Federico Martin: Understanding plant adaptation to multiple stress conditions to enhance crop immune responses and productivity
Mentors: Federico Martin
Agricultural Biology
Overall Description
Erratic weather patterns and extreme conditions driven by increasing global temperatures cause prolonged droughts, heat waves, or excessive precipitations. These conditions pose significant challenges to crop production around the world affecting not only plant yield, but also nutritional content and ability to withstand pest and pathogen pressure. One strategy to mitigate this burden is the development of enhanced crop varieties that can better adapt to future environmental changes. Our research focuses on understanding plant genetic diversity and stress adaptation pathways that can be used to naturally enhance plant protection. We aim to identify and characterize genes involved in defense responses against pathogens as well as high temperatures using genetics, bioinformatics and molecular biology approaches. Current projects include the identification of DNA regulatory elements and transcription factors that drive gene activation during stressful conditions and the development of assays to measure gene activity. Our overarching goal is to provide crop breeders with information and tools that can be applied to select more robust climate-ready crop varieties.
Tasks to be completed
- Introduction in to research of plant-pathogen interactions and stress adaptation.
- Application of the scientific method to generate hypothesis driven projects
- Introduction in to molecular biology methods (DNA/RNA purification, PCR, genome editing approaches, etc) and genetic approaches (Quantitative trait loci discovery, test of molecular markers) to understand genes involved in stress adaptation
- Development of transient assays to test promoter sequences and gene activity
- Introduction to lab general activities and greenhouse activities to grow plants and test stresses.
Terry Engle: Cow feet, footbaths, and copper recycling - Preventing heavy metal bioaccumulation in agricultural lands.

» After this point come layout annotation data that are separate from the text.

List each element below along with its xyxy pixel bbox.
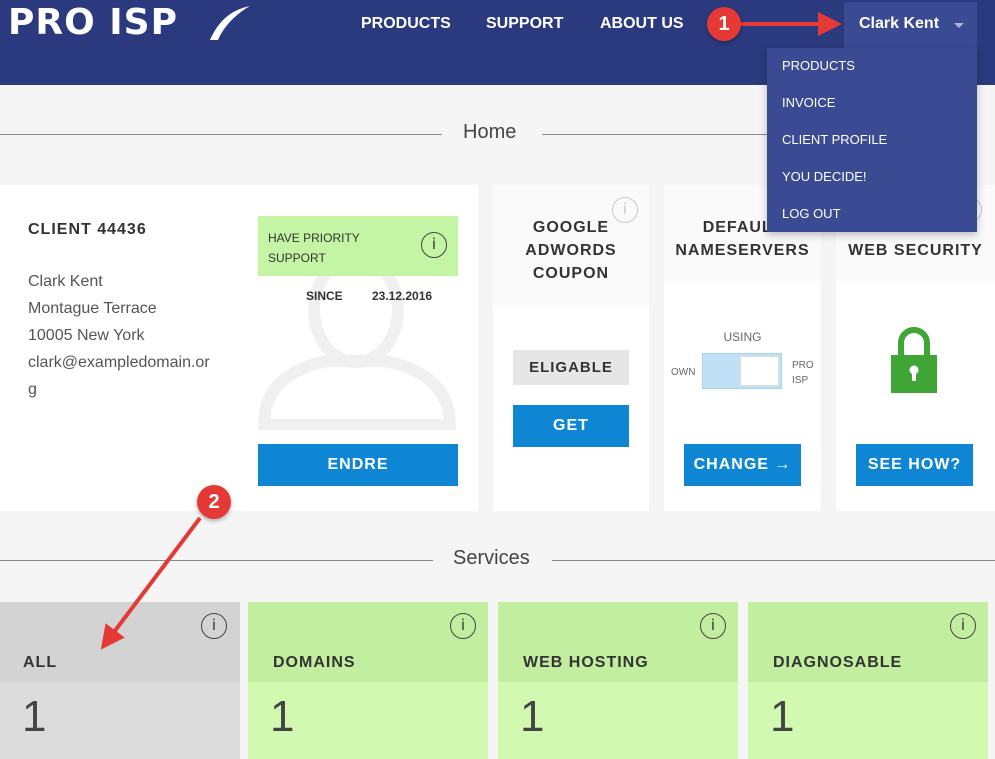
change-nameservers-button[interactable]: CHANGE → [684,444,801,486]
padlock-icon [891,327,937,393]
divider [0,560,433,561]
tile-label: DIAGNOSABLE [773,654,903,671]
client-card: CLIENT 44436 Clark Kent Montague Terrace… [0,185,478,511]
menu-item-client-profile[interactable]: CLIENT PROFILE [782,132,887,147]
annotation-badge-1: 1 [707,7,741,41]
section-title-services: Services [453,547,530,569]
since-date: 23.12.2016 [372,289,433,303]
pro-isp-label: PRO ISP [792,360,814,386]
nameservers-card: DEFAULT NAMESERVERS USING OWN PRO ISP CH… [664,185,821,511]
logo-swoosh-icon [210,6,250,40]
tile-count: 1 [520,692,545,741]
own-label: OWN [671,367,696,378]
service-tile-domains[interactable]: i DOMAINS 1 [248,602,488,759]
logo[interactable]: PRO ISP [8,2,178,43]
menu-item-products[interactable]: PRODUCTS [782,58,855,73]
eligible-status: ELIGABLE [513,350,629,385]
tile-count: 1 [770,692,795,741]
divider [0,134,442,135]
service-tile-web-hosting[interactable]: i WEB HOSTING 1 [498,602,738,759]
web-security-card: i IMPROVE WEB SECURITY SEE HOW? [836,185,995,511]
divider [552,560,995,561]
service-tile-diagnosable[interactable]: i DIAGNOSABLE 1 [748,602,988,759]
user-dropdown-menu: PRODUCTS INVOICE CLIENT PROFILE YOU DECI… [767,48,977,232]
priority-label-line1: HAVE PRIORITY [268,231,360,245]
user-menu-button[interactable]: Clark Kent [844,2,977,48]
using-label: USING [723,330,762,344]
client-name: Clark Kent [28,273,103,290]
client-email: clark@exampledomain.or [28,354,210,371]
client-street: Montague Terrace [28,300,157,317]
menu-item-log-out[interactable]: LOG OUT [782,206,841,221]
tile-count: 1 [22,692,47,741]
adwords-card: i GOOGLE ADWORDS COUPON ELIGABLE GET [493,185,649,511]
tile-label: WEB HOSTING [523,654,649,671]
edit-client-button[interactable]: ENDRE [258,444,458,486]
nameserver-toggle[interactable] [702,353,782,389]
priority-label-line2: SUPPORT [268,251,326,265]
toggle-knob[interactable] [740,356,779,386]
info-icon[interactable]: i [421,232,447,258]
annotation-badge-2: 2 [197,485,231,519]
nav-support[interactable]: SUPPORT [486,15,563,33]
since-label: SINCE [306,289,343,303]
info-icon[interactable]: i [201,613,227,639]
user-name: Clark Kent [859,15,940,32]
client-city: 10005 New York [28,327,145,344]
info-icon[interactable]: i [950,613,976,639]
nav-products[interactable]: PRODUCTS [361,15,451,33]
divider [542,134,772,135]
tile-label: ALL [23,654,58,671]
tile-count: 1 [270,692,295,741]
section-title-home: Home [463,121,517,143]
client-email-cont: g [28,381,37,398]
client-heading: CLIENT 44436 [28,221,147,238]
service-tile-all[interactable]: i ALL 1 [0,602,240,759]
adwords-heading: GOOGLE ADWORDS COUPON [525,219,617,282]
nav-about-us[interactable]: ABOUT US [600,15,684,33]
info-icon[interactable]: i [700,613,726,639]
get-coupon-button[interactable]: GET [513,405,629,447]
tile-label: DOMAINS [273,654,356,671]
caret-down-icon [954,23,964,28]
menu-item-you-decide[interactable]: YOU DECIDE! [782,169,867,184]
info-icon[interactable]: i [450,613,476,639]
priority-support-badge: HAVE PRIORITY SUPPORT i [258,216,458,276]
see-how-button[interactable]: SEE HOW? [856,444,973,486]
menu-item-invoice[interactable]: INVOICE [782,95,835,110]
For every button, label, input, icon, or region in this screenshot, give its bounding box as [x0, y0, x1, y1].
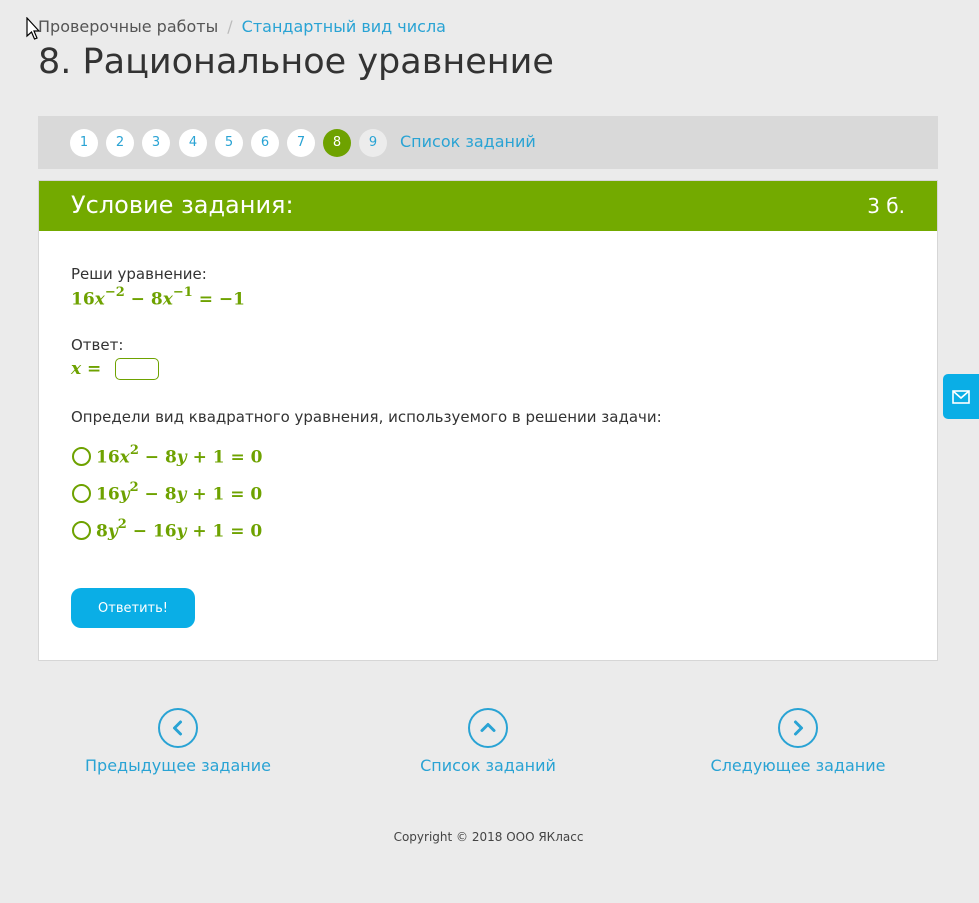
next-task-link[interactable]: Следующее задание — [688, 708, 908, 775]
envelope-icon — [952, 389, 970, 404]
option-3-label: 8y2 − 16y + 1 = 0 — [96, 517, 263, 542]
task-number-9[interactable]: 9 — [359, 129, 387, 157]
submit-answer-button[interactable]: Ответить! — [71, 588, 195, 628]
breadcrumb-item-topic[interactable]: Стандартный вид числа — [242, 17, 446, 36]
next-task-label[interactable]: Следующее задание — [688, 756, 908, 775]
breadcrumb-item-checks[interactable]: Проверочные работы — [38, 17, 218, 36]
task-card-header: Условие задания: 3 б. — [39, 181, 937, 231]
task-number-3[interactable]: 3 — [142, 129, 170, 157]
task-points: 3 б. — [867, 194, 905, 218]
answer-prefix: x = — [71, 359, 102, 379]
task-number-4[interactable]: 4 — [179, 129, 207, 157]
breadcrumb: Проверочные работы / Стандартный вид числа — [38, 17, 446, 36]
task-card: Условие задания: 3 б. Реши уравнение: 16… — [38, 180, 938, 661]
task-prompt: Реши уравнение: — [71, 265, 207, 283]
page-title: 8. Рациональное уравнение — [38, 42, 554, 82]
answer-input[interactable] — [115, 358, 159, 380]
breadcrumb-separator: / — [227, 17, 233, 36]
task-number-1[interactable]: 1 — [70, 129, 98, 157]
radio-button[interactable] — [72, 521, 91, 540]
task-number-2[interactable]: 2 — [106, 129, 134, 157]
task-list-link[interactable]: Список заданий — [400, 132, 536, 151]
task-list-label[interactable]: Список заданий — [378, 756, 598, 775]
task-navigation: 1 2 3 4 5 6 7 8 9 Список заданий — [38, 116, 938, 169]
previous-task-label[interactable]: Предыдущее задание — [68, 756, 288, 775]
task-equation: 16x−2 − 8x−1 = −1 — [71, 285, 245, 310]
task-number-5[interactable]: 5 — [215, 129, 243, 157]
task-number-8-active[interactable]: 8 — [323, 129, 351, 157]
feedback-button[interactable] — [943, 374, 979, 419]
radio-button[interactable] — [72, 447, 91, 466]
previous-task-link[interactable]: Предыдущее задание — [68, 708, 288, 775]
option-1-label: 16x2 − 8y + 1 = 0 — [96, 443, 263, 468]
chevron-left-icon[interactable] — [158, 708, 198, 748]
task-list-nav-link[interactable]: Список заданий — [378, 708, 598, 775]
chevron-right-icon[interactable] — [778, 708, 818, 748]
radio-button[interactable] — [72, 484, 91, 503]
option-2-label: 16y2 − 8y + 1 = 0 — [96, 480, 263, 505]
task-condition-title: Условие задания: — [71, 191, 294, 219]
equation-type-question: Определи вид квадратного уравнения, испо… — [71, 408, 662, 426]
answer-label: Ответ: — [71, 336, 124, 354]
task-number-6[interactable]: 6 — [251, 129, 279, 157]
chevron-up-icon[interactable] — [468, 708, 508, 748]
copyright: Copyright © 2018 ООО ЯКласс — [393, 830, 584, 844]
task-number-7[interactable]: 7 — [287, 129, 315, 157]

Mentors: Huey Yi Loh and Terry Engle
Animal Sciences
Overall Description
Using resources more efficiently in livestock production systems is a focal point of our laboratory. Copper sulfate is widely used in footbaths to help prevent lameness in dairy cows. Typically, used footbath contents are discharged into the premise lagoon. High levels of copper have been reported to inhibit lagoon microorganism function. Furthermore, copper can accumulate in soil and plants in areas where the lagoon effluent is applied. We have developed a laboratory scale system to remove copper from the used footbath solution and convert the extracted copper back to copper sulfate to be reused in subsequent footbaths. We are currently evaluating the efficiency of our current system and will further investigate techniques for recycling other metals in footbath waste.
Tasks to be completed
Laboratory work, on-farm sample collections, and live animal work.